E dimmi, a proposito di ritmo e di timbro di voce - definizione che mi piace moltissimo - e di come un traduttore sia tenuto a riconoscerli e a salvarli nella traduzione: come definiresti e cosa hai scoperto del ritmo e del timbro specifico di Munro? 

Alice Munro consuma le storie come fossero scarpe. Ci cammina dentro, le porta lontano. A conclusione della sua ultima raccolta (Uscirne vivi) c'è una sezione che opportunamente si intitola FINALE. Comprende quattro pezzi: L'occhio; Notte; Voci e Uscirne vivi, appunto. Così li introduce Munro stessa: "I quattro pezzi finali di questo libro non sono proprio storie. Formano un capitolo a sé, autobiografico nel sentire sebbene non, talvolta, interamente nei fatti. Credo siano le prime e le ultime cose - e le più private- che ho da dire sulla mia vita". Se "La pace di Utrecht" è il suo primo racconto "necessario" intorno alla interminabile ricerca sul mistero della madre, Munro ha lavorato per più di mezzo secolo sulle cose che aveva da dire senza abbassare mai di un millimetro il livello della qualità narrativa. Le sue frasi sono irregolari per lunghezza e andamento sintattico: spolpano la grammatica e saccheggiano il lessico del quotidiano in modi ogni volta diversi. Senza geometrie, a volte brusche, a volte dolcissime, come la vita. Munro costruisce i ponteggi intorno all'edificio di ogni racconto e poi, a un giro di frase, sfila tutto e lascia il lettore, e il traduttore, davanti alla storia nuda. Nessuno lo fa come lei.

 

Irregolarità sintattica, grammatica spolpata, lessico quotidiano ardentemente lavorato: entrare così in intimità nella lingua di una scrittrice mi pare sia, in modo privilegiato, una sorta di cammino a ritroso, verso l'origine, la sorgente della sua necessità narrativa. In Munro hai notato una particolare ossessione? Un demone, o più di uno, che ti sembra possa muovere dalle viscere la sua intenzione affabulatoria?

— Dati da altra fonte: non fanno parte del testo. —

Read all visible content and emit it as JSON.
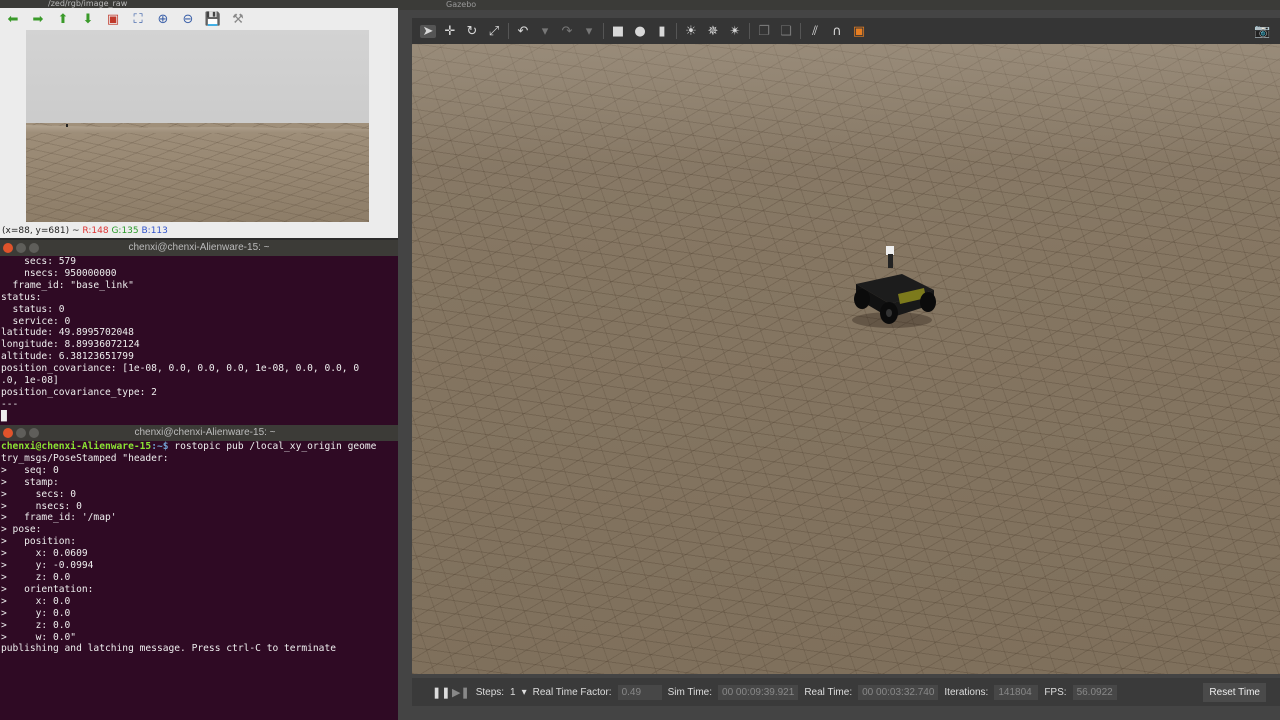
{
  "imageview": {
    "title": "/zed/rgb/image_raw",
    "status_coords": "(x=88, y=681) ~ ",
    "status_r": "R:148",
    "status_g": "G:135",
    "status_b": "B:113",
    "toolbar_icons": [
      "back-arrow-icon",
      "forward-arrow-icon",
      "up-arrow-icon",
      "down-arrow-icon",
      "save-image-icon",
      "fit-icon",
      "zoom-in-icon",
      "zoom-out-icon",
      "save-icon",
      "settings-icon"
    ]
  },
  "term1": {
    "title": "chenxi@chenxi-Alienware-15: ~",
    "lines": [
      "    secs: 579",
      "    nsecs: 950000000",
      "  frame_id: \"base_link\"",
      "status:",
      "  status: 0",
      "  service: 0",
      "latitude: 49.8995702048",
      "longitude: 8.89936072124",
      "altitude: 6.38123651799",
      "position_covariance: [1e-08, 0.0, 0.0, 0.0, 1e-08, 0.0, 0.0, 0",
      ".0, 1e-08]",
      "position_covariance_type: 2",
      "---",
      "█"
    ]
  },
  "term2": {
    "title": "chenxi@chenxi-Alienware-15: ~",
    "prompt_user": "chenxi@chenxi-Alienware-15",
    "prompt_path": ":~$",
    "command": " rostopic pub /local_xy_origin geome",
    "lines": [
      "try_msgs/PoseStamped \"header:",
      ">   seq: 0",
      ">   stamp:",
      ">     secs: 0",
      ">     nsecs: 0",
      ">   frame_id: '/map'",
      "> pose:",
      ">   position:",
      ">     x: 0.0609",
      ">     y: -0.0994",
      ">     z: 0.0",
      ">   orientation:",
      ">     x: 0.0",
      ">     y: 0.0",
      ">     z: 0.0",
      ">     w: 0.0\"",
      "publishing and latching message. Press ctrl-C to terminate"
    ]
  },
  "gazebo": {
    "title": "Gazebo",
    "steps_label": "Steps:",
    "steps_value": "1",
    "rtf_label": "Real Time Factor:",
    "rtf_value": "0.49",
    "simtime_label": "Sim Time:",
    "simtime_value": "00 00:09:39.921",
    "realtime_label": "Real Time:",
    "realtime_value": "00 00:03:32.740",
    "iterations_label": "Iterations:",
    "iterations_value": "141804",
    "fps_label": "FPS:",
    "fps_value": "56.0922",
    "reset_label": "Reset Time"
  }
}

Nel caso di Munro direi che la sua pratica narrativa procede parallela all'osservazione e all'analisi severa del discorso stesso. Ho avuto il privilegio di seguire quel percorso per tanti anni e tante raccolte, di ritrovare talvolta anche la stessa storia scritta e riscritta alla luce di nuove consapevolezze, smascherata dall'autrice nei suoi facili espedienti. Non ho avuto bisogno di fare alcuno sforzo: Munro è in contatto continuo con ciò che la muove a narrare e lo dichiara, che si tratti della sua ossessione per quella che definisce la "madre gotica", o della geologia dell'Ontario, del tema della scomparsa, o delle voci roche e dei mormorii del suo privato perturbante. Mi piacerebbe poterti dire che sono entrata in contatto con le sue sorgenti, ma se è accaduto è stato solo perché lei mi ha accompagnata dove intendeva portarmi.

 

Questo contatto attivo e vivo che muove Munro, come dici tu, che le permette di arrivare al cuore pulsante di ogni sua storia, mi pare sia la cifra essenziale che qualsiasi scrittore di narrativa debba possedere, e che sia cruciale nella riuscita di un testo. Forse questo aspetto è ancora più visibile nei racconti, forma in cui nessun autore può permettersi di indugiare ma che, anzi, viene chiamato a fare i conti con il proprio materiale narrativo in modo più denso e diretto - altrimenti il racconto non lievita. Pensi che Munro abbia una particolare affinità col racconto per questo? 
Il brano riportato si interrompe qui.